The Baltimore Sun· Feb 27, 2016
READERS RESPOND
Taney was no champion of civil liberties
George Liebmann thinks former Supreme Court Chief Justice Roger B. Taney’s statue should remain on public display (“Taney deserves his tribute” Feb. 17).
Maybe it should, maybe it shouldn’t. But the arguments Mr. Liebmann puts forward make a very poor defense for his position.
Mr. Liebmann tells us that Dred Scott was not the sum total of Taney’s judicial achievement. Instead, he asks us to focus on Taney’s opinion in Ex parte Merryman (1861). But Merryman does not help Mr. Liebmann’s or Taney’s cause, and this is not surprising because very few commentators understand the case – including Mr. Liebmann.

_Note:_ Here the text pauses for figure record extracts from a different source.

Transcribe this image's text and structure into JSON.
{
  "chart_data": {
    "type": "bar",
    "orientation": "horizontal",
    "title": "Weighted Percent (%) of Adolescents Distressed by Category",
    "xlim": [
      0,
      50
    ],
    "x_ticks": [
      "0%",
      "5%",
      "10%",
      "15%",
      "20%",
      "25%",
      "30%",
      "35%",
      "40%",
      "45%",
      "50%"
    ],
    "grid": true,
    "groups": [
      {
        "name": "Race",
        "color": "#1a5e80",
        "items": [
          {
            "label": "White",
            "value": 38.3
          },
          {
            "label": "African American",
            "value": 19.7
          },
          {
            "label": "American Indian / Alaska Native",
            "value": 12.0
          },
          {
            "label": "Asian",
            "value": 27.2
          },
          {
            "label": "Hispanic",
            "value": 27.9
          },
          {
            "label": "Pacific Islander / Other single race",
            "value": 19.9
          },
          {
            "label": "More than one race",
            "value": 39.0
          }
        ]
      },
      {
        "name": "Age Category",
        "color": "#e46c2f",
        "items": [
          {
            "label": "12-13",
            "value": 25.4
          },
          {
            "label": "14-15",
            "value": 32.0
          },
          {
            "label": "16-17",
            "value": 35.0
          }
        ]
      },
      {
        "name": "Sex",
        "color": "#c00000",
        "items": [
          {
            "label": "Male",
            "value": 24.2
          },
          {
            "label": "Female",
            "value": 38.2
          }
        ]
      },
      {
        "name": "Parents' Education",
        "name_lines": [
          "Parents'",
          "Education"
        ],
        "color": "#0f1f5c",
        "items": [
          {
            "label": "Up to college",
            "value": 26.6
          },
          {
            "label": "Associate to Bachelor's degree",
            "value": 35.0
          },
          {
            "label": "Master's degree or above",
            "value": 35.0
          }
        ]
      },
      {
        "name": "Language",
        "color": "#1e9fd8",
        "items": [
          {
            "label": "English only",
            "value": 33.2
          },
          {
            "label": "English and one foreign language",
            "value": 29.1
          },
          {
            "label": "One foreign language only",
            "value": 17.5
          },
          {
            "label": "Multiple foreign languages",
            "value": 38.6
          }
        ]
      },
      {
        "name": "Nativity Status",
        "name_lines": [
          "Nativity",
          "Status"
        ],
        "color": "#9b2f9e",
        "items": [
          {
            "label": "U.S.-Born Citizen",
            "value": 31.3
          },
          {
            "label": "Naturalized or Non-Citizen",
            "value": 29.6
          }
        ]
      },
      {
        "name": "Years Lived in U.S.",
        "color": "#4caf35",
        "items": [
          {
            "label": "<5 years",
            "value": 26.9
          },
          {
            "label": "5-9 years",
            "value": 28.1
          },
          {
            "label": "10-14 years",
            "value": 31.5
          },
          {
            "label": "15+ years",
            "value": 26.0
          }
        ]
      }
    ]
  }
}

In 1861, after Fort Sumter fell, the U.S. Army seized John Merryman, a Maryland citizen and state militia officer, and detained him at Fort McHenry in Baltimore. Merryman’s lawyers sought a writ of habeas corpus.
After a hearing, Taney determined that the Army had violated the Constitution by seizing and detaining Merryman absent due process. Taney offered much flowing language – the sort that endears him to do-gooders and starry-eyed civil libertarians.
But that is all Taney did: He offered pieties in a judicial opinion. The reality is that Taney did not grant Merryman habeas corpus. In other words, Taney did not order the Army, or the commander at Fort McHenry, or the president or anyone else to release Merryman.
It’s possible the Army would not have obeyed such an order from the court in any case. But we will never know because Taney never issued one.
This reading of Merryman is not my idiosyncratic reading; rather, it is the position of several prominent modern commentators, including: Brian McGinty (2011); Bruce A. Ragsdale (2007); and Jack Stark (2002).
Likewise, during the Civil War itself, several courts refused to order the Army to release civilians detained by federal troops absent traditional due process.
For example, Judge Betts, for the United States District Court for the Southern District of New York (1861), and Chief Justice Dixon, for the Supreme Court of Wisconsin (1863), offered detained Americans only civil-libertarian pieties in gracefully written opinions, but these judges granted detainees no actual concrete relief. None. Moreover, in order to justify their inaction, Betts and Dixon relied upon Taney’s Merryman opinion! In short, Merryman was a precedent for leaving those detained by the Army in jail; it was not grounds for any relief.
The bottom line is that those who value civil liberties during wartime will find nothing of substance in Ex parte Merry-man. Taney lived a long life and held a variety of state and federal offices. Perhaps he is deserving of a statue, and perhaps that statue deserves a public venue. Perhaps. But it is difficult to see how Ex parte Merryman makes that case.
Seth Barrett Tillman, County Kildare, Ireland
The writer is an American national who teaches in the Maynooth University Department of Law.